Use a large dutch oven or other large pot. Heat the olive oil in the pan on medium-high heat.  When oil is hot, add onions and sauté them for about 2 minutes until they begin to soften.  Add the meat cubes a handful at a time, stirring occasionally.  Continue to add meat until all of it is in the pot.  Cook until meat begins to brown about 2 minutes, stirring occasionally and scraping the bottom of the pan.  Add ¼ c of the beef broth and scrape the bottom of the pan, scraping up all the flour mixture stuck to the bottom.  You may need to use a metal spatula to get all the good flour mixture up from the bottom.  Add the carrots, celery, potato and garlic.  Cook for 3-4 minutes stirring often and scraping bottom of pot.  Add the remaining beef broth, scraping the bottom one more time.  Bring stew to a boil, reduce heat and simmer for 30 minutes.  Add the bay leaf, rosemary, Guinness and then salt and pepper to taste.  Simmer stew for another 30-45 minutes.

Remove bay leaf before serving.  Serve with Irish Soda Bread or some other hearty bread.

Irish Soda Bread from Joy of Cooking.
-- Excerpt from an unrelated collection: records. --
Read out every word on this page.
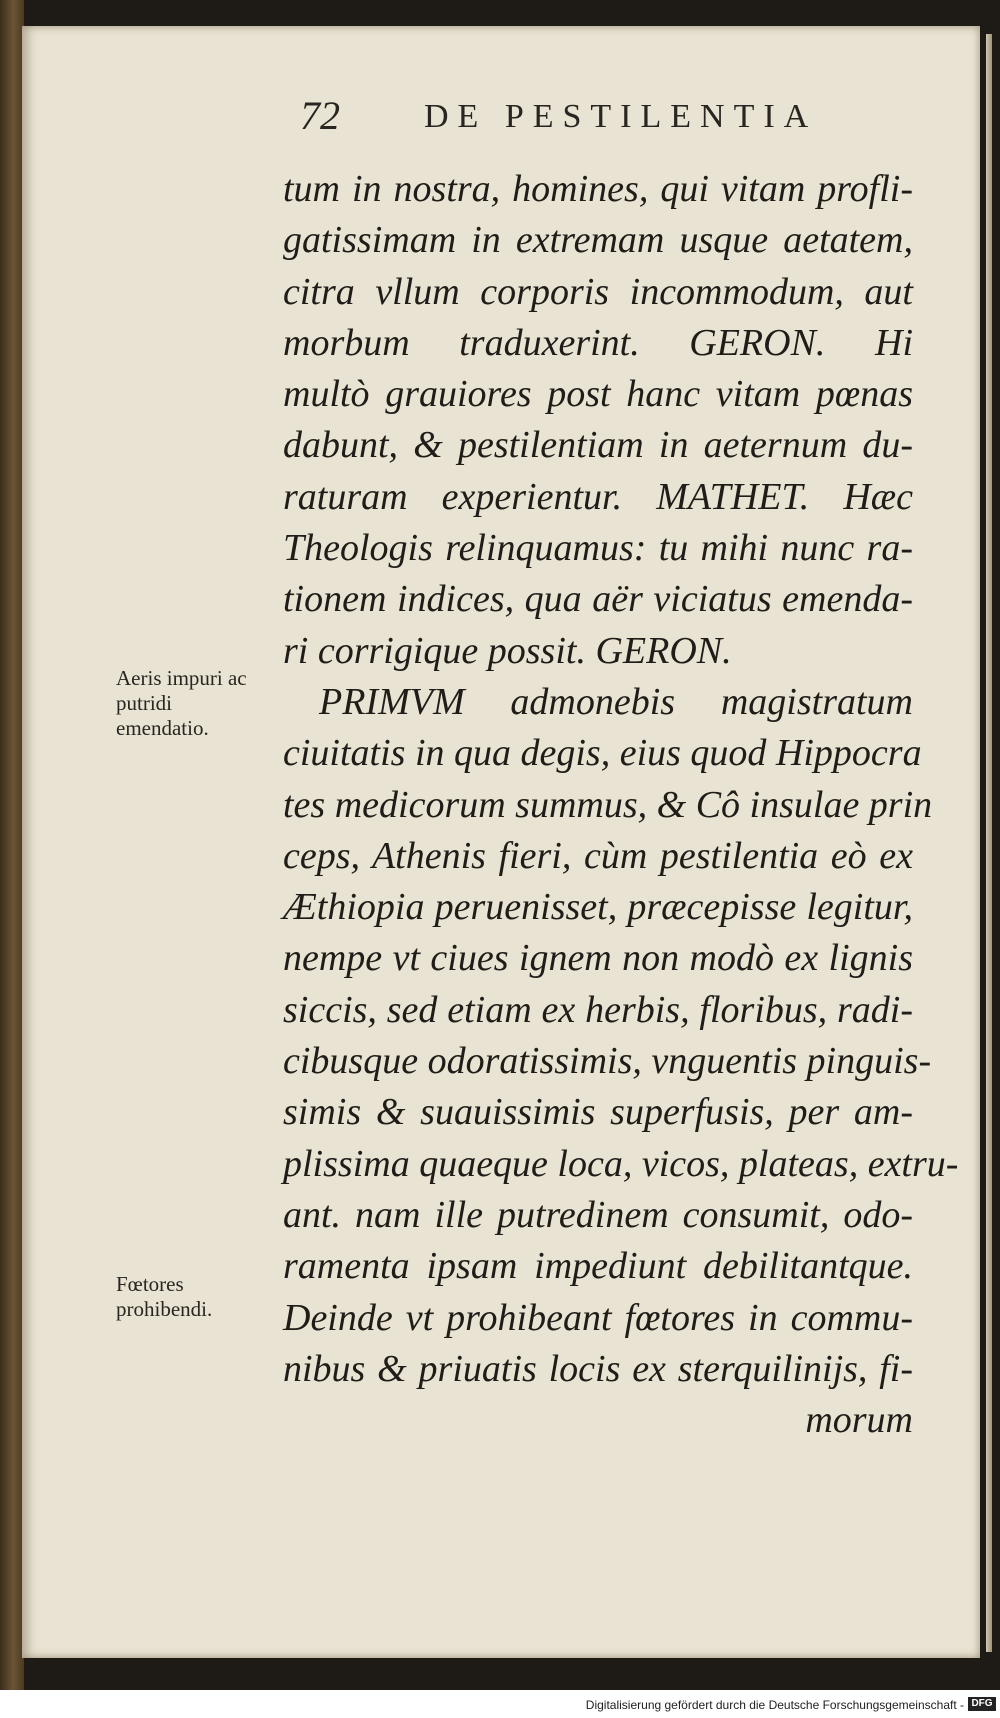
72 DE PESTILENTIA
tum in nostra, homines, qui vitam profli-
gatissimam in extremam usque aetatem,
citra vllum corporis incommodum, aut
morbum traduxerint. GERON. Hi
multò grauiores post hanc vitam pœnas
dabunt, & pestilentiam in aeternum du-
raturam experientur. MATHET. Hæc
Theologis relinquamus: tu mihi nunc ra-
tionem indices, qua aër viciatus emenda-
ri corrigique possit. GERON.
PRIMVM admonebis magistratum
ciuitatis in qua degis, eius quod Hippocra
tes medicorum summus, & Cô insulae prin
ceps, Athenis fieri, cùm pestilentia eò ex
Æthiopia peruenisset, præcepisse legitur,
nempe vt ciues ignem non modò ex lignis
siccis, sed etiam ex herbis, floribus, radi-
cibusque odoratissimis, vnguentis pinguis-
simis & suauissimis superfusis, per am-
plissima quaeque loca, vicos, plateas, extru-
ant. nam ille putredinem consumit, odo-
ramenta ipsam impediunt debilitantque.
Deinde vt prohibeant fœtores in commu-
nibus & priuatis locis ex sterquilinijs, fi-
morum
Aeris impuri ac putridi emendatio.
Fœtores prohibendi.
Digitalisierung gefördert durch die Deutsche Forschungsgemeinschaft - DFG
Volume 2, Page 273

Preheat oven to 375º. Have all the ingredients at room temperature about 75°. Abbreviations: c=cup, T=tablespoon, and t=teaspoon.

  • 2 c sifted all-purpose flour
  • ¾ t baking soda
  • ½ t salt
  • 1 T sugar
  • 6 T chilled shortening
  • ½ to 1 c raisins
  • 1 T caraway seed
  • ½ to 2/3 c buttermilk

Mix the first four ingredients together in a large bowl.  Using a pastry cutter or two knives, cut the chilled shortening into the flour mixture until it has the consistency of corn meal.  Stir in the raisins and caraway seeds.  Add the buttermilk gradually to the bowl.  The mixture should not be dry.  Knead the dough briefly and shape into a round loaf.  Coat a cake pan with the oil and place the dough in the pan.  Cut a cross on the top of the bread letting it go over the sides so the bread will not crack in backing.  Brush the top of the bread with some of the buttermilk or regular milk.

Bake for 40 to 50 minutes until the bread looks golden brown.  Tap the bottom of the loaf and if a hollow sound emerges, the bread is done.